The presence of a high number of potentially toxic emerging pollutants on the environment supports the need to better understand the occurrence, the disposal and ecological impact. In this sense, clay minerals and semiconductors have been successfully used in advanced oxidative processes, via heterogeneous photocatalysis. Thus the dispersion of semiconductors onto inorganic solids such as the kaolinite and bentonite clay minerals provide a great dispersion of the TiO2 semiconductor on the surface of the inorganic materials, which allows greater efficiency against the degradation of organic pollutants. Thus, the main objective of this project is the synthesis and characterization of clay-based nanocomposites /titanium dioxide doped niobium ions with niobium ions using hydrolytic sol-gel methodology. In this context, the natural clay minerals will be purified and further the precursors of titanium and niobium will be supported on the cationic and neutral matrices by hydrolytic sol-gel method and later calcined at temperatures between 100 and 1000 ºC for 24 hours.
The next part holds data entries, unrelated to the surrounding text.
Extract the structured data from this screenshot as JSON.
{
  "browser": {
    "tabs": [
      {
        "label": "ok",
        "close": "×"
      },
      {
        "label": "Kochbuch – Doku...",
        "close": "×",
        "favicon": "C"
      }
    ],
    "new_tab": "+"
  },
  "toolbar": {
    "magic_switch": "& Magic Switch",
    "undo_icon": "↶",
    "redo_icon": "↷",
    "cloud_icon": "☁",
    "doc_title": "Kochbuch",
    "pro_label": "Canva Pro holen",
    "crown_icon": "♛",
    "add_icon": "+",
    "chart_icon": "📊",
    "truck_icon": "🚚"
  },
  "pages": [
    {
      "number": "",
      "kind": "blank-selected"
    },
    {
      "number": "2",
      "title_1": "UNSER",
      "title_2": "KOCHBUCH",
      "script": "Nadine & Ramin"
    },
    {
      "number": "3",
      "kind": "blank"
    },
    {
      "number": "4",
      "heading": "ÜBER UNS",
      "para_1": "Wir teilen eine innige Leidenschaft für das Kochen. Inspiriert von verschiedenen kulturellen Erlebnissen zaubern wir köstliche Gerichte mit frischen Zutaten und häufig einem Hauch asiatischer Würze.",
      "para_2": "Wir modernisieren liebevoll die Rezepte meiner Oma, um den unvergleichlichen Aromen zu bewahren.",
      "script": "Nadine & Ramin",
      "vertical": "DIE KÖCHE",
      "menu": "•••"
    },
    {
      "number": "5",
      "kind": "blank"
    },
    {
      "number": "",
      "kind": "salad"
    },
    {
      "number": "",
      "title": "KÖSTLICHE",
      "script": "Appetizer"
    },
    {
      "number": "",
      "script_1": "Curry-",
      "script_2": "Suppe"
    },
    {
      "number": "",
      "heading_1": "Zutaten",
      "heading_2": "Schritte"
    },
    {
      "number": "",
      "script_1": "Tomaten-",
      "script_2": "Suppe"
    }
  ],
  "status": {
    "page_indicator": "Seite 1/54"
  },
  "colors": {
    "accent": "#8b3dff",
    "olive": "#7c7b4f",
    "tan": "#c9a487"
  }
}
The heterogeneous photocatalysts obtained will be used in the photodegradation of the drug Triaxon® using ultraviolet radiation in a reactor with wavelength of 365nm, and power of 30W. The studies will be compared to Degussa P25 titanium dioxide and calcined clay minerals at the same heat treatment temperatures. All these materials will be initially characterized from the structural and morphological viewpoint by the following techniques: X-ray diffraction, infrared absorption spectroscopy, ultraviolet visible absorption spectroscopy (band gap determination), thermal analysis, specific surface area analysis, cationic exchange capacity and scanning electron microscopy.